- Born: 25 October 1980 (age 45) Dießen am Ammersee, Bavaria, Germany
- Education: Sydney Boys High School Julian Ashton Art School
- Occupation: Editorial cartoonist
- Father: Bill Leak
- Website: johannesleak.com

= Johannes Leak =

Australian editorial cartoonist and painter (born 1980)

Johannes Leak (born 25 October 1980) is a German-born Australian editorial cartoonist and painter.

== Life ==
He is the son of cartoonist Bill Leak and teacher Astrid, née Wiegand. The family lived in Dießen am Ammersee before moving to Australia. He attended Sydney Boys High School and then Julian Ashton Art School for five years on a scholarship.

In November 2019, Leak was appointed editorial cartoonist of The Australian, a position held by his father until his death two years before.

Leak's August 2020 cartoon of Kamala Harris, the presumptive Democratic vice presidential nominee in the 2020 election was deemed as offensive and racist by a number of politicians and journalists. The cartoon had used Joe Biden's use of the phrase "little brown girls".

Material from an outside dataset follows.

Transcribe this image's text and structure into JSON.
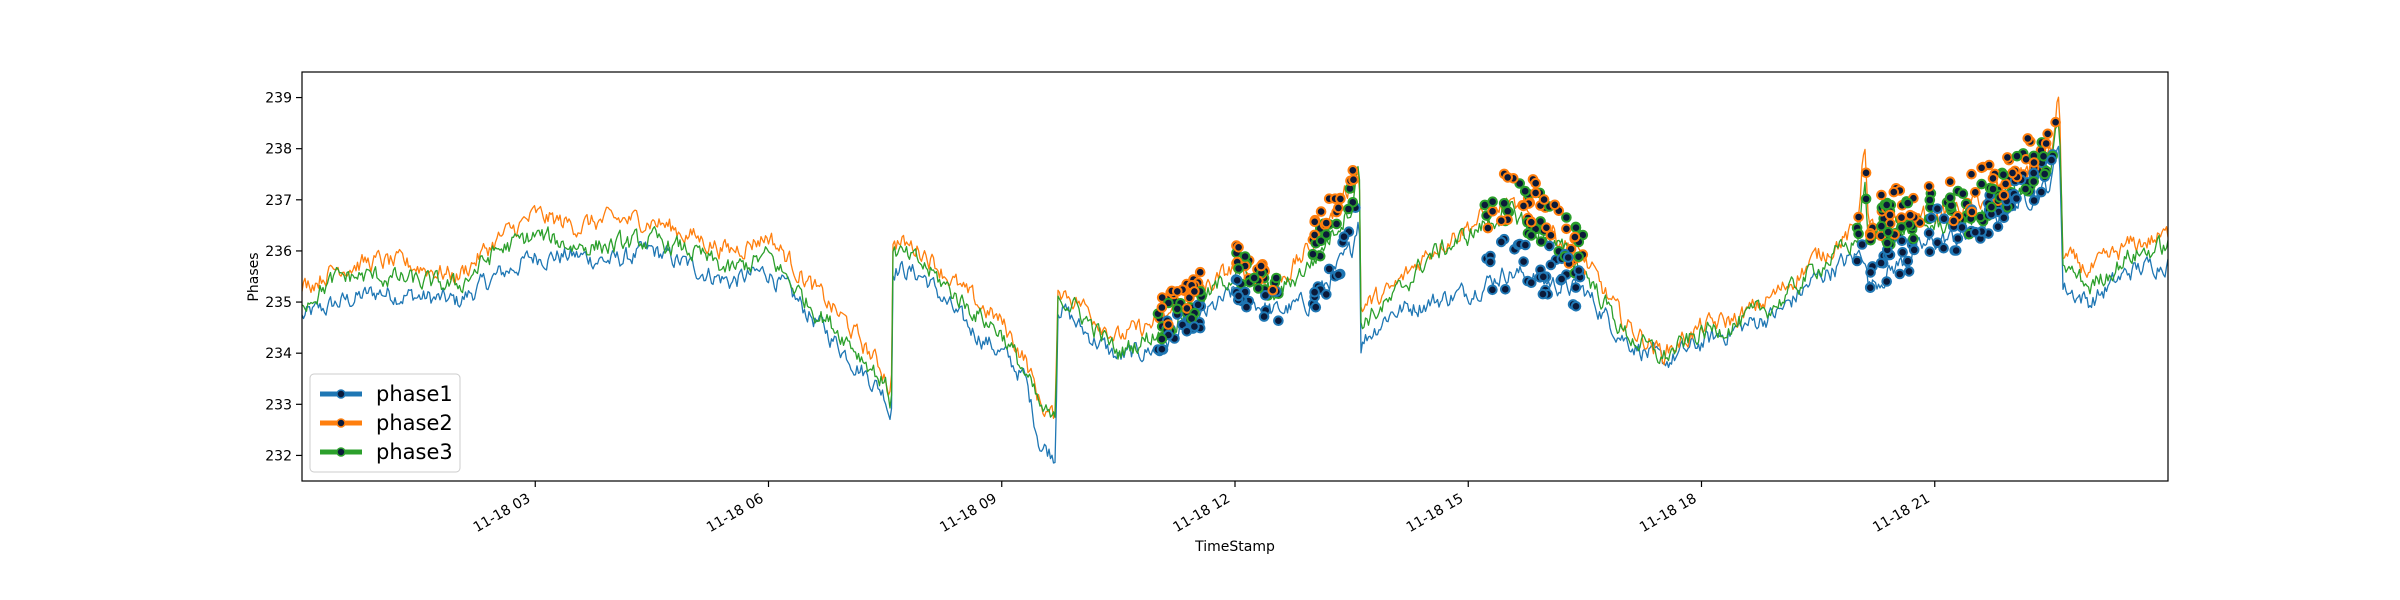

In February 2021, Leak was awarded a $40,000 contract from the Australian Department of Parliamentary Services to paint an official portrait of former prime minister Tony Abbott.

Leak submitted paintings to the Archibald Prize in 2021 with a portrait of Warlpiri Country Liberal Party politician Jacinta Nampijinpa Price and in 2025 of Jewish advocate Alex Ryvchin. Neither were selected as finalists, although the State Library of New South Wales bought the portrait of Price for about $20,000, but following some First Nations employees taking offence to the acquisition, the picture is not shown on the library's website and can only be viewed by appointment.